Located on the near-easternmost point of Korea facing the Sea of Japan, this eup (town) became home to Japanese immigrants around 1906. Most of them were fishermen from the village of Oda in Kagawa, who were seeking new fishing grounds as the Seto Inland Sea grew fraught with rivalries between locals. For them, Goryongpo was quite an ideal location with its abundant fish population. It’s said boats would topple over under the weight of massive hauls.
By the 1930s, 10,000 Japanese people had moved to Goryongpo, creating a moderate-sized Japantown around the houses of Togawa Yasaburo and Hashimoto Zengichi. Zengichi’s former house has been renovated and stands today as the Guryongpo Modern History Museum.
The town’s flourishment, however, was not all fun and games (especially in retrospect). Its heyday came right after the Empire of Japan’s occupation of Korea in 1910, which heavily exploited its people. Although the colonial rule itself ended along with World War II, its repercussions persist to this day.
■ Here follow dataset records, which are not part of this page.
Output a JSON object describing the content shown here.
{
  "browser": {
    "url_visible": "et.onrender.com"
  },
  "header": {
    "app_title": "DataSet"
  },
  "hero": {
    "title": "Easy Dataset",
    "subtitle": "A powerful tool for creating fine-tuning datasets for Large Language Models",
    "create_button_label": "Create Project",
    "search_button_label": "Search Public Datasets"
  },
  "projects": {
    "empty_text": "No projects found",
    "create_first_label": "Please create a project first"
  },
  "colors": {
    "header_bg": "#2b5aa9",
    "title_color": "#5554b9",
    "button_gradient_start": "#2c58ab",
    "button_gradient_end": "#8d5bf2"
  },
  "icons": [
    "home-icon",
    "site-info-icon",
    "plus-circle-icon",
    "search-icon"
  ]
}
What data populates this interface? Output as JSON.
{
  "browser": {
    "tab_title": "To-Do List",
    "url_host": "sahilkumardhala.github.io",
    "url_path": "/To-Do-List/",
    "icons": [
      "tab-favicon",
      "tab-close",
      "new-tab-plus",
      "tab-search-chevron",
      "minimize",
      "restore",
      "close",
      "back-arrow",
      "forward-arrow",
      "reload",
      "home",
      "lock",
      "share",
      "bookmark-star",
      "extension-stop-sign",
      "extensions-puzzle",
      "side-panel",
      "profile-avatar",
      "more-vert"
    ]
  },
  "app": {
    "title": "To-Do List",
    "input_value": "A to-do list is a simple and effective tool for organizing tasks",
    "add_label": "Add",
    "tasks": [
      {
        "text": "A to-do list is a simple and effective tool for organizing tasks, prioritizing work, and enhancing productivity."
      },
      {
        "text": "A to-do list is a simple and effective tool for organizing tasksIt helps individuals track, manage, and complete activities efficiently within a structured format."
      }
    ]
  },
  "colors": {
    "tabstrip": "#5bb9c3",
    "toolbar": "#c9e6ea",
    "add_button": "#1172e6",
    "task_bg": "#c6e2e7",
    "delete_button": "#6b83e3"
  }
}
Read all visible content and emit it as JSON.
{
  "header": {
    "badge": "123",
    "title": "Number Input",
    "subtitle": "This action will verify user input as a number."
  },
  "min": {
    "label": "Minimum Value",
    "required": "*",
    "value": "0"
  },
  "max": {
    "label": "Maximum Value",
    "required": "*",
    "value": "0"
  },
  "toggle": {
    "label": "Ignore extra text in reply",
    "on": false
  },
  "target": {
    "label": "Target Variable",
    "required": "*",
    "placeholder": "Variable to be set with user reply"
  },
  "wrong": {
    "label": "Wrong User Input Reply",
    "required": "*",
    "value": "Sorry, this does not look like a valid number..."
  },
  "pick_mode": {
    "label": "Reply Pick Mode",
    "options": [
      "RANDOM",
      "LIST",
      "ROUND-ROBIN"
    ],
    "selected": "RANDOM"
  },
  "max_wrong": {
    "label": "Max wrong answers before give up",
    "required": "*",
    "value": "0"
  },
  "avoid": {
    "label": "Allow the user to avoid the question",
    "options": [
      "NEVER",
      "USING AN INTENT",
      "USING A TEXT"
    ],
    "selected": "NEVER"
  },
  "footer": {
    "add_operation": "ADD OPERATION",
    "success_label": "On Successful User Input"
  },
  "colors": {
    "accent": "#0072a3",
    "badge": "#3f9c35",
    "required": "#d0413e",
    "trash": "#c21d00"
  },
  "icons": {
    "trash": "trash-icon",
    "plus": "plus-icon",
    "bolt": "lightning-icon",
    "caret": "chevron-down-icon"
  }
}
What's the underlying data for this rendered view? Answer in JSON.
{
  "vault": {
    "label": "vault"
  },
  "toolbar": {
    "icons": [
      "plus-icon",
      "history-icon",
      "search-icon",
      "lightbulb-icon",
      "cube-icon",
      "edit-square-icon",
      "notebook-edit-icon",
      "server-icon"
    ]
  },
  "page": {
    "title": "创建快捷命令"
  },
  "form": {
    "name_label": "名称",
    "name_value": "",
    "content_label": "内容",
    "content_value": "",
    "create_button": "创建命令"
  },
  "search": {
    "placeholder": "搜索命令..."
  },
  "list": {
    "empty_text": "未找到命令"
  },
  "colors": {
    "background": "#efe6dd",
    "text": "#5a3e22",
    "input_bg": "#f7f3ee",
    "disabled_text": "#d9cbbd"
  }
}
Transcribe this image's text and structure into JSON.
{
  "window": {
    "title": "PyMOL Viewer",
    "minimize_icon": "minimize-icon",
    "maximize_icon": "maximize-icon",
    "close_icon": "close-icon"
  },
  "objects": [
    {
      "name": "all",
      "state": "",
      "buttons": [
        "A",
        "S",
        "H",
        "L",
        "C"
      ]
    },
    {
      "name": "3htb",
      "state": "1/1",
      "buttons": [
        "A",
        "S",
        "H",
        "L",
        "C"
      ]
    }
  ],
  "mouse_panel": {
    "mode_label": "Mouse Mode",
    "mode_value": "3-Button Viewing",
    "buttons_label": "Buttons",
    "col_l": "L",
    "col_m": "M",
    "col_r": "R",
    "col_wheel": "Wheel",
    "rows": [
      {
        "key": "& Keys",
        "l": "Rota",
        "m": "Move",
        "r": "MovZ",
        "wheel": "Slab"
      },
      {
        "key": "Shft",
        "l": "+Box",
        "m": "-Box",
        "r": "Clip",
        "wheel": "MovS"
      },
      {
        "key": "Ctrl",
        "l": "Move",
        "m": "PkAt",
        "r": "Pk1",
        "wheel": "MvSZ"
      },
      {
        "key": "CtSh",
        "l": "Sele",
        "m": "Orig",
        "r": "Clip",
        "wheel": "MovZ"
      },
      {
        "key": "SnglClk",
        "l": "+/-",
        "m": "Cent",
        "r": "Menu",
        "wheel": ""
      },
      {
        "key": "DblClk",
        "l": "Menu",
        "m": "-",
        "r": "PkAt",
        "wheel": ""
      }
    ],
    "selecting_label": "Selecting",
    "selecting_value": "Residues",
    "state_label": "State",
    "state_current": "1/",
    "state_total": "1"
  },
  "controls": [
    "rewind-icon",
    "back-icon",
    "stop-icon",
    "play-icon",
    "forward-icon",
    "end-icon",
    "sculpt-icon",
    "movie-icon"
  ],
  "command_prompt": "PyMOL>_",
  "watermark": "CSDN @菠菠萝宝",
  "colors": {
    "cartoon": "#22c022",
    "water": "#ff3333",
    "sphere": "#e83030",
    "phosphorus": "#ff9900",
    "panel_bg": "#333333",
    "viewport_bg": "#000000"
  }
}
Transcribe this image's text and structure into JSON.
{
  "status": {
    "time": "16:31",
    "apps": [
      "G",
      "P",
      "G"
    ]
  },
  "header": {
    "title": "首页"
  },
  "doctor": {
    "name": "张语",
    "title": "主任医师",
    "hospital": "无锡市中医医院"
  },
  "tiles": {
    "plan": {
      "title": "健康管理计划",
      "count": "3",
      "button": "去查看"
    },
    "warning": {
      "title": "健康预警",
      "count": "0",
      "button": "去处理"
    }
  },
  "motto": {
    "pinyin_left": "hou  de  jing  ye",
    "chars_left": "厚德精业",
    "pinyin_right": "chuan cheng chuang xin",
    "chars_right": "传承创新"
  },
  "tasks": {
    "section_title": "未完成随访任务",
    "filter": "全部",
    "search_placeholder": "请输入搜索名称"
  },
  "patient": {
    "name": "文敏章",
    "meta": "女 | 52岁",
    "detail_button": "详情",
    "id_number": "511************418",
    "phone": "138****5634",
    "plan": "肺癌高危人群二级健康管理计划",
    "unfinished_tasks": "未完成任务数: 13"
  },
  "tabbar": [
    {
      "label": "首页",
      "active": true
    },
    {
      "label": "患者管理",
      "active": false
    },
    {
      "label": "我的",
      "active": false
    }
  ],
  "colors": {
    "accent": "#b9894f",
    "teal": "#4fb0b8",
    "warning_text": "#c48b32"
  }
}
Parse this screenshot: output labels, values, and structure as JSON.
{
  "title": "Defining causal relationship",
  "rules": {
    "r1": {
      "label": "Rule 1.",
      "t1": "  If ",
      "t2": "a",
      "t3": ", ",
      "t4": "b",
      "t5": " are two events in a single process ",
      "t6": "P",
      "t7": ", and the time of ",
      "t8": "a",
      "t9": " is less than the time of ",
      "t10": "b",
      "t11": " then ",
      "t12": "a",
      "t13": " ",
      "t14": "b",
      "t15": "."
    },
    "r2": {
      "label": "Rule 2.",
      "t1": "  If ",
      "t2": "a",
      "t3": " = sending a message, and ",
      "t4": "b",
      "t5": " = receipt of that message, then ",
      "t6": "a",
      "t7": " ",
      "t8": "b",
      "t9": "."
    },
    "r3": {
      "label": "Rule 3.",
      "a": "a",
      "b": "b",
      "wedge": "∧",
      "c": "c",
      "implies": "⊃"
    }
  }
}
The Japanese immigrants returned to their country after the war, but their houses were kept intact in spite of the nationwide movement to remove imperial influence from the country. They soon became local homes that preserved the Japantown of old. In the meantime, the fishing in Guryongpo remained as plentiful as ever until the end of the 20th-century, when its population started to decrease.
To give a new boost to the economy of the region, the city started to renovate the old neighborhood in the early 2010s as a tourist attraction called the “Guryongpo Japanese House Street.”
It’s as if a piece of Showa-era Japan was thrown into modern South Korea, an intriguing time capsule that has come through the shadows of colonialism.